Il gruppo di ricerca ha esaminato le possibilità di riciclaggio del PET, osservando una gamma di enzimi in grado di degradare sia il PET amorfo che quello cristallino. Essi risultano così efficaci che non hanno bisogno delle operazioni di preprocessing normalmente impiegate per ammorbidire la plastica. Un’indagine condotta nel 2021 ha evidenziato i vantaggi economici e ambientali derivanti dal riciclaggio enzimatico senza preelaborazione. I risultati hanno mostrato come una fabbrica che usasse questa tecnologia sarebbe in grado di ridurre del 45% la domanda di energia delle catene di approvvigionamento e del 38% le emissioni di gas a effetto serra, rispetto ad un impianto che prevede trattamenti preliminari sulla plastica PET. 

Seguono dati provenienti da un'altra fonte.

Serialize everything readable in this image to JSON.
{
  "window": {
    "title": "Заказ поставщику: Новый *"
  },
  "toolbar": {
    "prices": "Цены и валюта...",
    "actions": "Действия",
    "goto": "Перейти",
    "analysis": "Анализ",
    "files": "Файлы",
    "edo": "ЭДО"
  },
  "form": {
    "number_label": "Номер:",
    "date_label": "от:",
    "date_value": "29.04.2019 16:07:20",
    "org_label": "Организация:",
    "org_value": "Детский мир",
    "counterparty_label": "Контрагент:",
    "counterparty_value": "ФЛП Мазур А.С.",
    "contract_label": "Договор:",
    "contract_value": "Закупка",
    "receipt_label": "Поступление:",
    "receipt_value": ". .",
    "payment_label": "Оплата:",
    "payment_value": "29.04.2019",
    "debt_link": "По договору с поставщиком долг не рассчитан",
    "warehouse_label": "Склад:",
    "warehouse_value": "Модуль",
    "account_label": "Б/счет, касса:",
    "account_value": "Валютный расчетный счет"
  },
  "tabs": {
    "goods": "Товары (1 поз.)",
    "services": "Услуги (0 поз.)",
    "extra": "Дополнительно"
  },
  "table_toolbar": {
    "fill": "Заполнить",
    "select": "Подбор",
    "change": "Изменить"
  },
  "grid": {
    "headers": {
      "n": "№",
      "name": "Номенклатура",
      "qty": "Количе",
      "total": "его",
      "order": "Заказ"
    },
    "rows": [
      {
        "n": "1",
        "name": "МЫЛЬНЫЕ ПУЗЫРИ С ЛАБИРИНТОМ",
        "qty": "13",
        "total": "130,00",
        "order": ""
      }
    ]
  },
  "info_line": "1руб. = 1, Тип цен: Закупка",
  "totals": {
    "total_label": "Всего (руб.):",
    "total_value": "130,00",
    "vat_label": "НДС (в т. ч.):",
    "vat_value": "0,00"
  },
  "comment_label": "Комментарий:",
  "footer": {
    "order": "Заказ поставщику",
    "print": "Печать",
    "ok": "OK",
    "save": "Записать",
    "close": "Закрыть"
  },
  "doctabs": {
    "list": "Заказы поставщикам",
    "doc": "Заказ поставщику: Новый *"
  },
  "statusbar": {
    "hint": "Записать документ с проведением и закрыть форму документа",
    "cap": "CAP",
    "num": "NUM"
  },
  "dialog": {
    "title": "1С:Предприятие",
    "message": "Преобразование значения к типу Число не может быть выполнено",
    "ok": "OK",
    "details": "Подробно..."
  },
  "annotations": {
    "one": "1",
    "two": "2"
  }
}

Bioinformatica: utilità negli studi

La bioinformatica è stata una grande innovazione nello studio dei processi di scomposizione del PET cristallino. Utilizzando algoritmi di apprendimento automatico è stato possibile fornire una vasta gamma di sequenze enzimatiche in grado di smontare il PET.

Questa scoperta ha permesso di comprendere meglio il modo in cui le molecole si scompongono e come questa reazione può essere controllata. Inoltre, la bioinformatica ha anche aiutato a sviluppare nuove tecniche per la rimozione e il riciclo del PET cristallino, contribuendo così alla riduzione dell’inquinamento ambientale.